J. E. Woollard, T. E. Blue, J. F. Curran, M. C. Dobelbower, H. R. Busby, R. F. Barth
Nuclear Science and Engineering | Volume 110 | Number 1 | January 1992 | Pages 96-103
Technical Paper | doi.org/10.13182/NSE92-A23879
Articles are hosted by Taylor and Francis Online.
Boron neutron capture therapy (BNCT) is an experimental radiation therapy that is being developed for the treatment of malignant tumors. One requirement for successful BNCT is that a sufficient amount of 10B concentrates in the tumor while clearing from normal tissues and blood. Many pharmaceuticals are currently being developed to selectively deliver 10B to a tumor.
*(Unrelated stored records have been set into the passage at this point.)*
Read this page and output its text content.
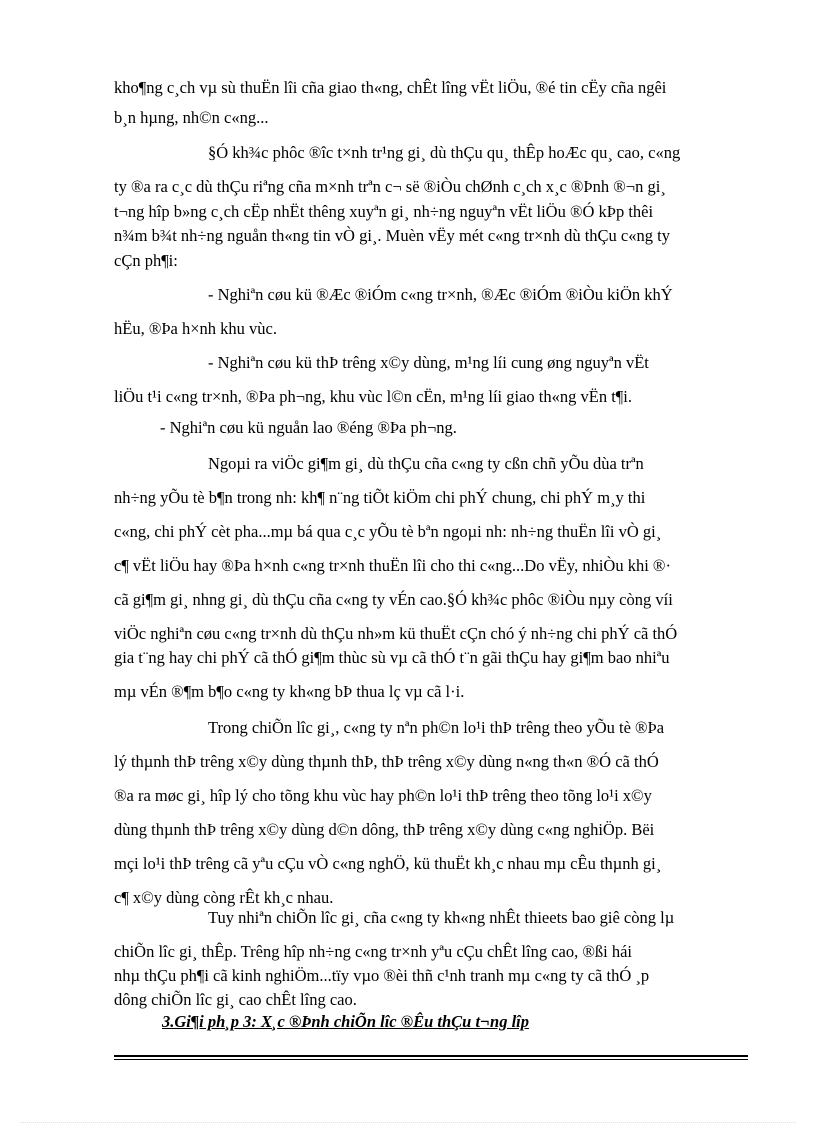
kho¶ng c¸ch vµ sù thuËn lîi cña giao th«ng, chÊt lîng vËt liÖu, ®é tin cËy cña ngêi
b¸n hµng, nh©n c«ng...
§Ó kh¾c phôc ®îc t×nh tr¹ng gi¸ dù thÇu qu¸ thÊp hoÆc qu¸ cao, c«ng
ty ®a ra c¸c dù thÇu riªng cña m×nh trªn c¬ së ®iÒu chØnh c¸ch x¸c ®Þnh ®¬n gi¸
t¬ng hîp b»ng c¸ch cËp nhËt thêng xuyªn gi¸ nh÷ng nguyªn vËt liÖu ®Ó kÞp thêi
n¾m b¾t nh÷ng nguån th«ng tin vÒ gi¸. Muèn vËy mét c«ng tr×nh dù thÇu c«ng ty
cÇn ph¶i:
- Nghiªn cøu kü ®Æc ®iÓm c«ng tr×nh, ®Æc ®iÓm ®iÒu kiÖn khÝ
hËu, ®Þa h×nh khu vùc.
- Nghiªn cøu kü thÞ trêng x©y dùng, m¹ng líi cung øng nguyªn vËt
liÖu t¹i c«ng tr×nh, ®Þa ph¬ng, khu vùc l©n cËn, m¹ng líi giao th«ng vËn t¶i.
- Nghiªn cøu kü nguån lao ®éng ®Þa ph¬ng.
Ngoµi ra viÖc gi¶m gi¸ dù thÇu cña c«ng ty cßn chñ yÕu dùa trªn
nh÷ng yÕu tè b¶n trong nh: kh¶ n¨ng tiÕt kiÖm chi phÝ chung, chi phÝ m¸y thi
c«ng, chi phÝ cèt pha...mµ bá qua c¸c yÕu tè bªn ngoµi nh: nh÷ng thuËn lîi vÒ gi¸
c¶ vËt liÖu hay ®Þa h×nh c«ng tr×nh thuËn lîi cho thi c«ng...Do vËy, nhiÒu khi ®·
cã gi¶m gi¸ nhng gi¸ dù thÇu cña c«ng ty vÉn cao.§Ó kh¾c phôc ®iÒu nµy còng víi
viÖc nghiªn cøu c«ng tr×nh dù thÇu nh»m kü thuËt cÇn chó ý nh÷ng chi phÝ cã thÓ
gia t¨ng hay chi phÝ cã thÓ gi¶m thùc sù vµ cã thÓ t¨n gãi thÇu hay gi¶m bao nhiªu
mµ vÉn ®¶m b¶o c«ng ty kh«ng bÞ thua lç vµ cã l·i.
Trong chiÕn lîc gi¸, c«ng ty nªn ph©n lo¹i thÞ trêng theo yÕu tè ®Þa
lý thµnh thÞ trêng x©y dùng thµnh thÞ, thÞ trêng x©y dùng n«ng th«n ®Ó cã thÓ
®a ra møc gi¸ hîp lý cho tõng khu vùc hay ph©n lo¹i thÞ trêng theo tõng lo¹i x©y
dùng thµnh thÞ trêng x©y dùng d©n dông, thÞ trêng x©y dùng c«ng nghiÖp. Bëi
mçi lo¹i thÞ trêng cã yªu cÇu vÒ c«ng nghÖ, kü thuËt kh¸c nhau mµ cÊu thµnh gi¸
c¶ x©y dùng còng rÊt kh¸c nhau.
Tuy nhiªn chiÕn lîc gi¸ cña c«ng ty kh«ng nhÊt thieets bao giê còng lµ
chiÕn lîc gi¸ thÊp. Trêng hîp nh÷ng c«ng tr×nh yªu cÇu chÊt lîng cao, ®ßi hái
nhµ thÇu ph¶i cã kinh nghiÖm...tïy vµo ®èi thñ c¹nh tranh mµ c«ng ty cã thÓ ¸p
dông chiÕn lîc gi¸ cao chÊt lîng cao.
3.Gi¶i ph¸p 3: X¸c ®Þnh chiÕn lîc ®Êu thÇu t¬ng lîp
To evaluate the effectiveness of various 10B delivery agents, the concentrations of boron in blood, tumor, and normal tissues must be known. Using the solid-state nuclear track detector CR-39, a tissue assay technique has been developed to spatially determine 10B concentrations in tissue samples. The technique has been used to quantify 10B concentrations in tumor and normal tissue on lines across rat brain tissue sections. This was done by combining 10B concentrations measured on lines across the CR-39 with color digital images of the tissue section. Coupling the methodology that was developed for tissue samples with an existing analytical technique for blood-10B concentration measurements allows for complete evaluation of 10B distributions in blood, tumor, and normal tissues and should be useful in evaluating various 10B delivery agents for use in BNCT.